Hospitality and Immigration should be closely associated. This means that receiving countries need to ensure they are able, as well as willing, to be hospitable to the immigrants they welcome. In Matt. 25: 31-46 we hear the cry of those found wanting:
“Lord, when was it that we saw you hungry or thirsty or a stranger or naked or sick or in prison, and did not take care of you?”
The stream of live pictures and photos showing unseaworthy and overfilled small vessels limping to European shores is unending. Europeans will never be able to truthfully cry, “Lord, when was it that we saw you hungry or thirsty or a stranger or naked or sick ..” for these images are etched in our hearts and souls.
Somebody once said:
There is a distinction between the memory of the soul and the memory of the brain. The brain’s memory ages and is subject to distortion and decay with the passage of time as well as daily wear and tear. The memory of the soul, sustained by grace, remains intact. For as long as the grace of The Spirit is present in a person, the decay that affects the human body does not touch the soul.
Pope Francis said:
‘The Holy Spirit is the living memory of The Church enabling the Baptised to remember, to understand and to enact the Lord’s words.
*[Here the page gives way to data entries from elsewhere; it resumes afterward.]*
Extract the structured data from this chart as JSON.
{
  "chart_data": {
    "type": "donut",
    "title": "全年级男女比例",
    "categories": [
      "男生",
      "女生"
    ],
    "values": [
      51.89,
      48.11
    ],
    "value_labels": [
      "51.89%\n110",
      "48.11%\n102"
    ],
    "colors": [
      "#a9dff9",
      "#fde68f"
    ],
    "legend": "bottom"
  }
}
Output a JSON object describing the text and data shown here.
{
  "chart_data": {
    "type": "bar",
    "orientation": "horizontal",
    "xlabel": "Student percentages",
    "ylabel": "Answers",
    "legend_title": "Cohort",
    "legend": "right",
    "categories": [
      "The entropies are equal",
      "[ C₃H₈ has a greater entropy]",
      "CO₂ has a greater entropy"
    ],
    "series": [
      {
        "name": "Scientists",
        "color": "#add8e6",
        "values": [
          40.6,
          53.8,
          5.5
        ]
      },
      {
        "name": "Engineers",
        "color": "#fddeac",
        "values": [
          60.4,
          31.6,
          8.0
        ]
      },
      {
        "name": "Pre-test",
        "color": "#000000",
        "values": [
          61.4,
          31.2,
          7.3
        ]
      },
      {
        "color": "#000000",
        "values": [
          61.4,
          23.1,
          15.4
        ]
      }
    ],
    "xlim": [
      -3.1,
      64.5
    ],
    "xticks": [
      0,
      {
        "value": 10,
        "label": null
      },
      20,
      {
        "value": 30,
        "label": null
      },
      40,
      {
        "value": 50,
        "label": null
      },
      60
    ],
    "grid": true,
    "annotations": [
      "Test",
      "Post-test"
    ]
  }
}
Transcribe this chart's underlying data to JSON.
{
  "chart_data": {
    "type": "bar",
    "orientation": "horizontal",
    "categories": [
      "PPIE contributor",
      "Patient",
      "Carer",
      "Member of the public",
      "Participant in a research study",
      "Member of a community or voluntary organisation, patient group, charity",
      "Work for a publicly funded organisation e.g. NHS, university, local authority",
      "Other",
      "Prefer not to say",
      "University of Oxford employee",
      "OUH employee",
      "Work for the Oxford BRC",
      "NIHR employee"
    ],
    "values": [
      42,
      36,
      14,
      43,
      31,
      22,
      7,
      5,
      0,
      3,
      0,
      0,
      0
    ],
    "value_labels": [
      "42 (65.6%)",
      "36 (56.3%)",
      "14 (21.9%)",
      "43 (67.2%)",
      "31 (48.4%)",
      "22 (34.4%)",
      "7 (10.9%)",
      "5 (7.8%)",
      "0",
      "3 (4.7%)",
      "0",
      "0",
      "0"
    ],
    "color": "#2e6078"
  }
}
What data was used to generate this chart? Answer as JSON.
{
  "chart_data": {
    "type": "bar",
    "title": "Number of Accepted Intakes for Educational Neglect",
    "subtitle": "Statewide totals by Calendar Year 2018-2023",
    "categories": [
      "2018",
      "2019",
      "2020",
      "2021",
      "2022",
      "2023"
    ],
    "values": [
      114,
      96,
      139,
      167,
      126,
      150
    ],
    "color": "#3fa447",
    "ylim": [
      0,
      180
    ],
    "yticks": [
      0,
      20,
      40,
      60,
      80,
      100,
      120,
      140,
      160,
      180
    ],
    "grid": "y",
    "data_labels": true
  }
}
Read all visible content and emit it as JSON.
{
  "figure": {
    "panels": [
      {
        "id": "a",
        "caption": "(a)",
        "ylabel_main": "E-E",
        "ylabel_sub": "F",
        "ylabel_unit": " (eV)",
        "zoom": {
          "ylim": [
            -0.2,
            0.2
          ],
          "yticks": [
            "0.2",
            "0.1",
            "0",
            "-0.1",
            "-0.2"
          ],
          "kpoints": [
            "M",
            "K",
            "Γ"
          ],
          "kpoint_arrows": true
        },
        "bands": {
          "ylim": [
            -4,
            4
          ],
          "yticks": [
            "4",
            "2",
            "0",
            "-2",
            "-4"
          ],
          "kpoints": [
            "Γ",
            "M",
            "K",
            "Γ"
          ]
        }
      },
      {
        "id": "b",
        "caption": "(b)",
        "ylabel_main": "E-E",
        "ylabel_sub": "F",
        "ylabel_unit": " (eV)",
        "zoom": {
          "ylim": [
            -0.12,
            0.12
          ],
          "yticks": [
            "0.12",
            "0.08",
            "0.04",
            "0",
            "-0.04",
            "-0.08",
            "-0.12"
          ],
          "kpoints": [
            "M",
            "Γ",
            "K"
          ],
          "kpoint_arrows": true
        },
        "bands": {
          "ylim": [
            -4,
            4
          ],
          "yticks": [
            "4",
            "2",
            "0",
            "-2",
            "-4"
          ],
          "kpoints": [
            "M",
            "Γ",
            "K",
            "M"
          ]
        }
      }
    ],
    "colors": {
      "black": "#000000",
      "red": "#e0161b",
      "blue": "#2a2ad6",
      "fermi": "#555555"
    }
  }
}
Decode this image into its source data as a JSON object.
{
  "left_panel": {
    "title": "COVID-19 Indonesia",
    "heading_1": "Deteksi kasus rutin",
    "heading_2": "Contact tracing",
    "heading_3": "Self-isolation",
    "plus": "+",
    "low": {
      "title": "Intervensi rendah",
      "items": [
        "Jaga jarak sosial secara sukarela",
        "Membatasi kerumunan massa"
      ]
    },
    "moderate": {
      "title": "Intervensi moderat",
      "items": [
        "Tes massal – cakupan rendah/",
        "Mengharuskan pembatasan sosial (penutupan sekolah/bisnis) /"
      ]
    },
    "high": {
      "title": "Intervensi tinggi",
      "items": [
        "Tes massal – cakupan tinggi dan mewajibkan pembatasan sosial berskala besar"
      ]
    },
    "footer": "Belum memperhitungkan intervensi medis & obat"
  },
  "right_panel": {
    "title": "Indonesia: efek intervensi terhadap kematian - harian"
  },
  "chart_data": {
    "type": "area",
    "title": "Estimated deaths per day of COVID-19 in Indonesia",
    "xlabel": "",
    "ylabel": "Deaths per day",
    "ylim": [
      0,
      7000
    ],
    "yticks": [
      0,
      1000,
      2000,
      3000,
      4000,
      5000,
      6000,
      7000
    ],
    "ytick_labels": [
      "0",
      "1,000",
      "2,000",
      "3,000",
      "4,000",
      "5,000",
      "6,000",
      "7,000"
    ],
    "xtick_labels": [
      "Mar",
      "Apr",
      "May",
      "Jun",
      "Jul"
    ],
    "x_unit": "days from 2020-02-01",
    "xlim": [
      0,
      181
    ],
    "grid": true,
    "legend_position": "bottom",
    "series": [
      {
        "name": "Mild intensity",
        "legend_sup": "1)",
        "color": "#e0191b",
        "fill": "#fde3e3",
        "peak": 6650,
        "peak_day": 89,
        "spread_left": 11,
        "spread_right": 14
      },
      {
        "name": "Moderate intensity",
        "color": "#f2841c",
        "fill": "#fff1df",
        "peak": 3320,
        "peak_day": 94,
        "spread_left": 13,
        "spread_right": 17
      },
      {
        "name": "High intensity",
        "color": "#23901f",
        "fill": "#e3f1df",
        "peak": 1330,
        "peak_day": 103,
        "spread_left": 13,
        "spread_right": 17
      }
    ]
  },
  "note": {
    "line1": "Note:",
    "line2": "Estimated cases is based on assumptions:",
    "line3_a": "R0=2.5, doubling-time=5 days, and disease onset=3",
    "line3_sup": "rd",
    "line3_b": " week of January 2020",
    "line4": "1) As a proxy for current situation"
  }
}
Christians without this memory are not true Christians. They are halfway along a road, imprisoned in a moment, who do not know how to value their history, how to read it and live it as a history of salvation.
With the help of the Holy Spirit, we are able to interpret the inner inspirations and events of life in the light of Jesus’ words. Thus our knowledge of memory, the knowledge of the heart that is a gift from the Spirit, grows within us.”